- Died: August 25, 2025 (aged 27–28) Nasser Medical Complex, Khan Younis, Gaza Strip, Palestine
- Cause of death: 2025 Nasser Hospital strikes
- Occupation: Freelance journalist
- Employer(s): Middle East Eye, Quds News Network
- Known for: Reporting during the Israel-Gaza conflict; killed while working
- Spouse: Lurzan Abu Aziz (married 2024)

= Ahmed Abu Aziz =

Palestinian journalist

Ahmed Abu Aziz (died 25 August 2025) was a Palestinian freelance journalist, correspondent for several media outlets, who was killed in an Israeli airstrike on Nasser Hospital in Khan Younis, southern Gaza. He had contributed to Middle East Eye, Quds News Network, and other organisations.

== Biography ==
Abu Aziz was married in 2024 to his wife, Lurzan Abu Aziz and was studying a Ph.D. in media.

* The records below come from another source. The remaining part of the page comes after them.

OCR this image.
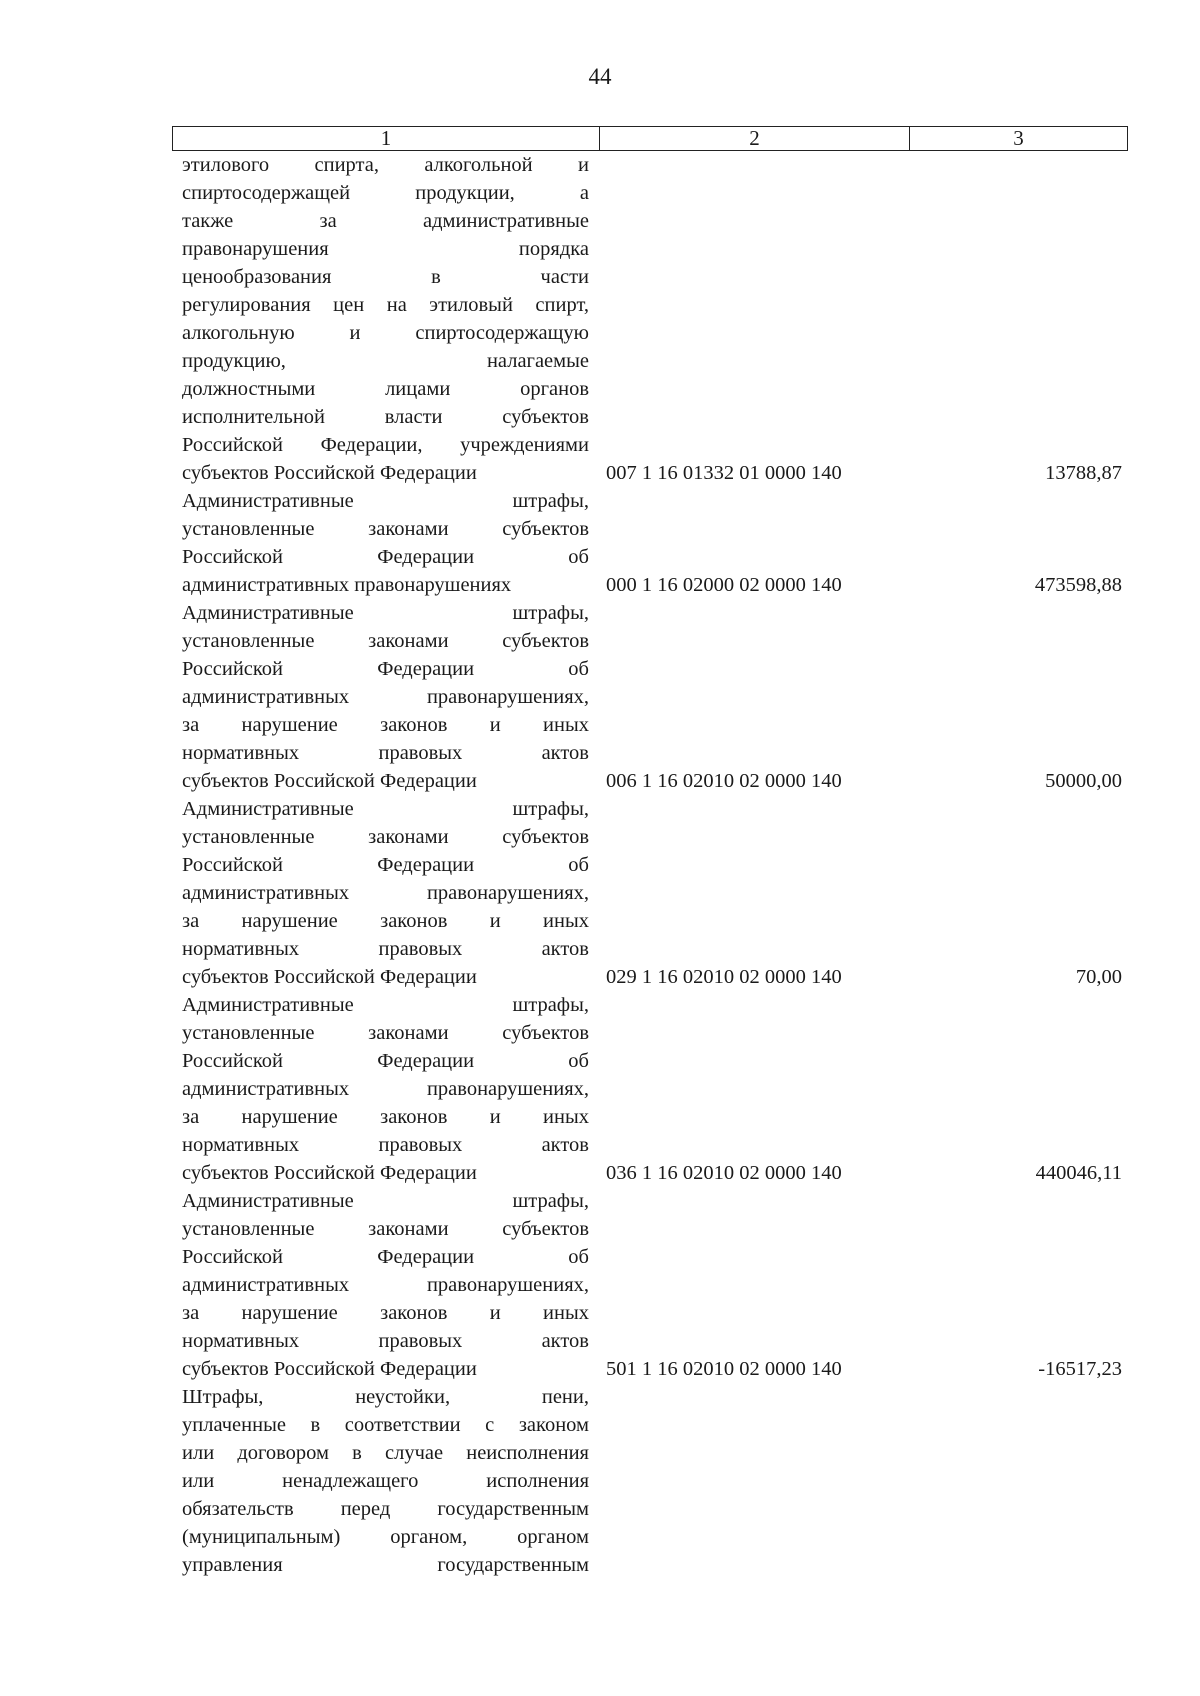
44
1	2	3
этилового спирта, алкогольной и
спиртосодержащей продукции, а
также за административные
правонарушения порядка
ценообразования в части
регулирования цен на этиловый спирт,
алкогольную и спиртосодержащую
продукцию, налагаемые
должностными лицами органов
исполнительной власти субъектов
Российской Федерации, учреждениями
субъектов Российской Федерации	007 1 16 01332 01 0000 140	13788,87
Административные штрафы,
установленные законами субъектов
Российской Федерации об
административных правонарушениях	000 1 16 02000 02 0000 140	473598,88
Административные штрафы,
установленные законами субъектов
Российской Федерации об
административных правонарушениях,
за нарушение законов и иных
нормативных правовых актов
субъектов Российской Федерации	006 1 16 02010 02 0000 140	50000,00
Административные штрафы,
установленные законами субъектов
Российской Федерации об
административных правонарушениях,
за нарушение законов и иных
нормативных правовых актов
субъектов Российской Федерации	029 1 16 02010 02 0000 140	70,00
Административные штрафы,
установленные законами субъектов
Российской Федерации об
административных правонарушениях,
за нарушение законов и иных
нормативных правовых актов
субъектов Российской Федерации	036 1 16 02010 02 0000 140	440046,11
Административные штрафы,
установленные законами субъектов
Российской Федерации об
административных правонарушениях,
за нарушение законов и иных
нормативных правовых актов
субъектов Российской Федерации	501 1 16 02010 02 0000 140	-16517,23
Штрафы, неустойки, пени,
уплаченные в соответствии с законом
или договором в случае неисполнения
или ненадлежащего исполнения
обязательств перед государственным
(муниципальным) органом, органом
управления государственным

Colleagues described him as "the journalist who never stopped," known for travelling across Gaza to get stories, aware of the risk but committed nonetheless.

== Death ==

On 25 August 2025, Abu Aziz was killed in a double strike by Israeli forces on Nasser Hospital in Khan Younis, southern Gaza.

The first strike hit a live video feed location; the second strike followed minutes later, as journalists, medics, rescue personnel rushed to the scene. Ahmed was reportedly killed during this second strike. His body was found by his wife.

== Legacy and reactions ==
His death, along with that of four other journalists, raised widespread condemnation from press freedom organisations and human rights groups.

His work has been cited as part of the journalism community's efforts to document civilian suffering and conflict conditions in Gaza.